O problema reside na segunda parte da moeda: do fantasma ou da fantasia. Se houve algo que correu bastante bem em Portugal foi a tranquila passagem de testemunho entre Luís Figo e Cristiano Ronaldo. De uma “big thing” para outra “BIG THING”. Acontece que o facto de Portugal ter tido, durante quase trinta anos, o melhor jogador do mundo acarreta também um problema sebastiânico: todos esperam que alguém surja, no meio do nevoeiro, com real capacidade para substituir CR7 e definir em Portugal a continuação de uma espécie de legado que, na verdade, não tem de existir. Culturalmente não tem de existir. Logicamente muito menos.
Um problema de convivência e de análise deturpada do contexto, numa narrativa em que ninguém é culpado. Mas que se retire o escalpe: o mais normal é Portugal não ter o melhor jogador do mundo e, como tal, também não se esperar que a lenda seja substituída por outra lenda. Esse é o Portugal correto. Um Portugal que respira futebol.
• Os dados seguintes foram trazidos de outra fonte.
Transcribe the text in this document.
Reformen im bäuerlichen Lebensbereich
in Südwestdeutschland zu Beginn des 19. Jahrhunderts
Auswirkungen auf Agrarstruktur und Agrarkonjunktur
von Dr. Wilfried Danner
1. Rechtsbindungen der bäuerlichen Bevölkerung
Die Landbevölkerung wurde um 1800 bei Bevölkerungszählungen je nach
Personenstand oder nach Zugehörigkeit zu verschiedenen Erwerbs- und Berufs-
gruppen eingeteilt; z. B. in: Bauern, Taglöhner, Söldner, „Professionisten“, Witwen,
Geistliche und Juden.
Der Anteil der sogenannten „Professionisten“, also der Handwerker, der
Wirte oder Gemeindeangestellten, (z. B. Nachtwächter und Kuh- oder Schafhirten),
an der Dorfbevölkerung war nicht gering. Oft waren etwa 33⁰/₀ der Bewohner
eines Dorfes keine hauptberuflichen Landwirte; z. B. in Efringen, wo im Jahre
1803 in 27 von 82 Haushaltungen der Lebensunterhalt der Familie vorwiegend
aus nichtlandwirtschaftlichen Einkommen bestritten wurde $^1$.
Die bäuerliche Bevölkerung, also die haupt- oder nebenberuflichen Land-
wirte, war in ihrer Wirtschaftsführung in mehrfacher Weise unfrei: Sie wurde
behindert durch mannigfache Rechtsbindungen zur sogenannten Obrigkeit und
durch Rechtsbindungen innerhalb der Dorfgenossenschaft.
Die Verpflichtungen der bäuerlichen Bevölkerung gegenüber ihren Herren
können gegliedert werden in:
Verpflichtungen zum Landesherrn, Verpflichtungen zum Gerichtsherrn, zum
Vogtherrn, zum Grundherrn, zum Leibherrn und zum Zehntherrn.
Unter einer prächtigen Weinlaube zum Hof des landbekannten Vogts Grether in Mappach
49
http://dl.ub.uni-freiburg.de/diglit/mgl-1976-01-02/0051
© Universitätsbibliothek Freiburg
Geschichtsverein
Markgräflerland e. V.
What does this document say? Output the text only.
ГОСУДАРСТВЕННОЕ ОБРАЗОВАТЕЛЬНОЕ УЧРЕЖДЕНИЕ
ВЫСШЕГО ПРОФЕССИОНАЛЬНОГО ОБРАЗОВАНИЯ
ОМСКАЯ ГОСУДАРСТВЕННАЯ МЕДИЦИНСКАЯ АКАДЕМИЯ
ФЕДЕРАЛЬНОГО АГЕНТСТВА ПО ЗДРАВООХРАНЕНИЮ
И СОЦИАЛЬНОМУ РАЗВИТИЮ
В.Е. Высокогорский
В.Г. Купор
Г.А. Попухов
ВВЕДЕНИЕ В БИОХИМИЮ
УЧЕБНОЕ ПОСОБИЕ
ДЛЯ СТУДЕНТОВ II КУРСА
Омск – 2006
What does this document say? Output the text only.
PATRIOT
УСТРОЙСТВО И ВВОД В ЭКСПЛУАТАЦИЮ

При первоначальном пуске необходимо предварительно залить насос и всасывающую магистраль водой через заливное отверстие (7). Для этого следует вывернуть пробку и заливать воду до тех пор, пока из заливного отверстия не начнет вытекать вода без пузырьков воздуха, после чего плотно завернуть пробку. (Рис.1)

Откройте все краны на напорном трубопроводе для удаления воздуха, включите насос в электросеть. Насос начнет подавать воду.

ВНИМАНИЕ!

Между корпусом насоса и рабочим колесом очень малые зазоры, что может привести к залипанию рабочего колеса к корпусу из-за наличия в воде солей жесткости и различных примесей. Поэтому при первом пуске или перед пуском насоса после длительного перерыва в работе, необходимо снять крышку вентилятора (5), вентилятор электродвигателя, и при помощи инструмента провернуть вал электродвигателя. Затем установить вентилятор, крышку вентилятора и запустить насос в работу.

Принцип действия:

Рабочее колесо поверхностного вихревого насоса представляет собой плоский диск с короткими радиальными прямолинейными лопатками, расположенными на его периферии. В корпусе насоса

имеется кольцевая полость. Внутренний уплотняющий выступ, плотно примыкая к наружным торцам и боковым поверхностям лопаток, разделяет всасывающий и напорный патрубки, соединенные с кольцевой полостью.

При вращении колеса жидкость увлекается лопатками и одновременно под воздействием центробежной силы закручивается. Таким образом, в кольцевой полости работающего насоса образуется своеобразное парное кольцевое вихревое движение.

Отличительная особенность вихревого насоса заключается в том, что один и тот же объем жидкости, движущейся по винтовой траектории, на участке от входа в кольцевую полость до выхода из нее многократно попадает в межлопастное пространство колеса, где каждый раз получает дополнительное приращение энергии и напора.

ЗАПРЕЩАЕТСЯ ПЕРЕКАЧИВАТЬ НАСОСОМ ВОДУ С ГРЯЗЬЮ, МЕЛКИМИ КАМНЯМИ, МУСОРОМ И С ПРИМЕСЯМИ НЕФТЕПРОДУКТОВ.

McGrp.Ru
No fundo, o facto de João Félix ter sido aquele que mais perto tocou o céu CR7 transportou-o, também, para um inimaginável trapézio sem grande rede de segurança. Se exigimos o impossível ou andamos lá perto, qualquer muito bom passa por medíocre. Ou, se assim o quisermos, trata-se apenas de uma questão de se ser como Saramago em relação à Bíblia. Limito-me a ler o que lá está. Ou ver o que lá está: um jovem de 24 anos com um potencial tremendo e uma longa autoestrada para percorrer. Apenas Félix. Nunca o novo nem o antigo CR7. Apenas João.